The case of Pvt. Bradley Manning, convicted last week by a military court of leaking secrets to the WikiLeaks website and now facing up to 136 years in jail, looks as if it might be the high-water mark of America's zealous security culture. It certainly ought to be. After the attacks of Sept. 11, 2001, George Bush tipped the balance too far from liberty toward security — and it has stayed there under Barack Obama.

As Manning awaits his sentence, Edward Snowden, a contractor for the American intelligence services, was reported on Aug. 1 to have gone to Russia, where he has been offered a year's temporary asylum. He had set out to shed light on the warrantless warehousing by the National Security Agency (NSA) of private data belonging to millions of American citizens, possibly in breach of the Patriot Act and the Fourth Amendment.
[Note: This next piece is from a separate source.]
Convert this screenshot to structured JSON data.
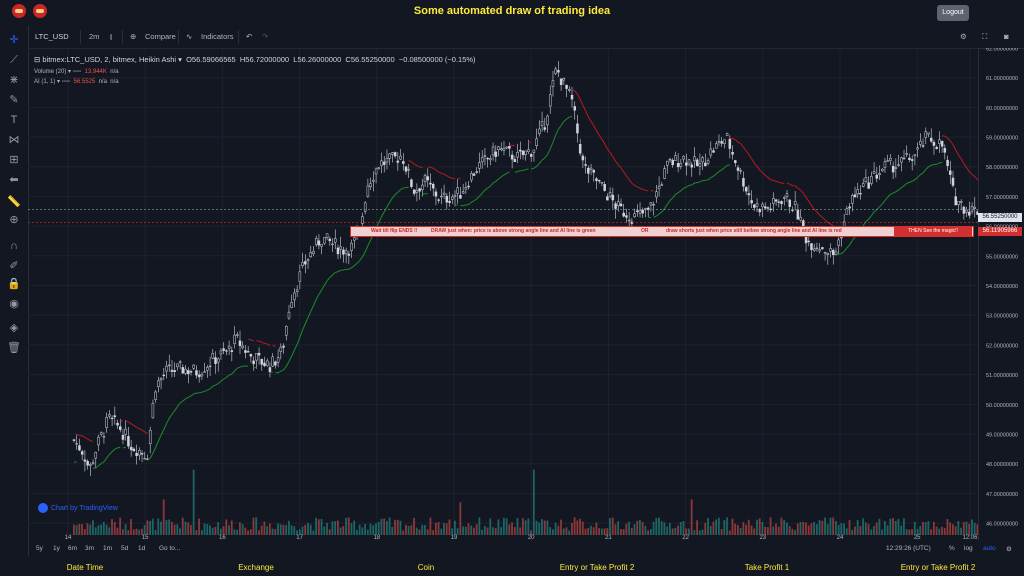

Meanwhile, the Obama administration has seized journalists' telephone records and pursued leakers with a legal sledgehammer.

Any government's first responsibility is to protect its citizens. It made sense to adjust the balance between liberty and security after 9/11.

But America's values ought not to have become casualties of Bush's war on terror.

The indefinite incarceration of prisoners in Guantanamo Bay without trial was a denial of due process. It was legal casuistry to redefine the torture of prisoners with waterboarding and stress positions as "enhanced interrogation." The degradation of Iraqi criminals in Abu Ghraib prison in 2003, extraordinary rendition and the rest of it were the result of a culture, led by Dick Cheney and Donald Rumsfeld, that was both un-American and a recruiting sergeant for its enemies. Obama has stopped the torture, but Guantanamo remains open and the old system of retribution has often been reinforced.

Neither Snowden nor Manning is a perfect ambassador for a more liberty-focused approach. Both broke the law by revealing secrets they were under oath to keep. America's spying agencies cannot function if their employees squawk — and, when "mass leaking" has become politically fashionable and technically feasible, deterrents are needed. Manning's public-interest defense is especially thin: He leaked more than 700,000 files with little judgment about what harm or good this would do. Snowden's initial disclosure was selective, but his flight to Hong Kong and Russia was damaging, and he has ended up disclosing secrets about how America spies on China. America is right to want to put him on trial, like Manning.

But both men also show how America still leans too far toward security over liberty. In Snowden's case, it has to do with what he revealed. When he fled, the securocrats argued that the NSA's data warehousing was vetted by Congress and a national-security court; the executive was supposedly being held to account by the other two branches of government. That argument is looking ever more rickety: in fact, the NSA lives under a simulacrum of judicial and legislative oversight.

The linchpin of the system is the secret court, which interprets government powers under the law as well as issues routine warrants. But Americans do not know about its rulings, and so cannot challenge them. In theory, if Congress disputes the court's judgments or the NSA's behavior, it can amend the law. Yet the politicians who know what is going on in secret cannot discuss their concerns in public and officials have felt safe lying to congressional hearings.

Unless the court is open to challenge from the public, it risks becoming the creature of the executive; perhaps it already is. Because of Snowden, that Kafkaesque system is now under scrutiny.

The disproportionate severity of Manning's treatment matters, too. Under arrest, he was in effect kept in solitary confinement under harsh conditions for nine months (for his own protection, apparently: a nice Putinesque touch). The prosecution charged him under the draconian Espionage Act of 1917, originally designed to punish traitors and spies, not whistleblowers. It accused him of aiding the enemy, a crime that carries the death penalty, on the flimsy ground that his leaks were published online where Al-Qaida could see them. Even though the judge scotched that, she could still put a well-intentioned but misguided young man in jail for a century.

Such severity is counterproductive as well as unjust. Every democracy needs its secrets. But to uncover the inevitable abuses of power, every democracy needs leaks, too. Snowden's supporters add that the whistleblower fled into the arms of first the Chinese and then the Russians because of Manning's harsh treatment. Better for America if he had sought to justify himself in an American court.

Few Americans have much sympathy for Manning or Snowden. Yet the attitude toward secrecy is changing. For the first time since 2004, when Pew, a pollster, started asking them, fewer Americans say that the government should boost security than say it has gone too far in restricting civil liberties. Jim Sensenbrenner, a Republican congressman from Wisconsin and one of the authors of the Patriot Act, has said that the NSA's dragnet was not what the act intended. An amendment to limit the NSA's data collection was defeated in the House of Representatives on July 24 by only seven votes. A growing chorus in the Senate wants to tighten oversight of the agency. Even Obama has revived his pledge to close Guantanamo and begun to reveal more about the NSA's programs.

Every intelligence service will impinge on individual liberties — and America's has succeeded in its main job: to prevent attacks. But every democracy also needs to keep those impingements in check and to hold its spies to account. Of all the world's democracies, the one that should best understand this tension is the United States. Its Constitution rests on the notion that the people in charge are fallible. As Manning waits to hear the judge's sentence, it is time to remember that.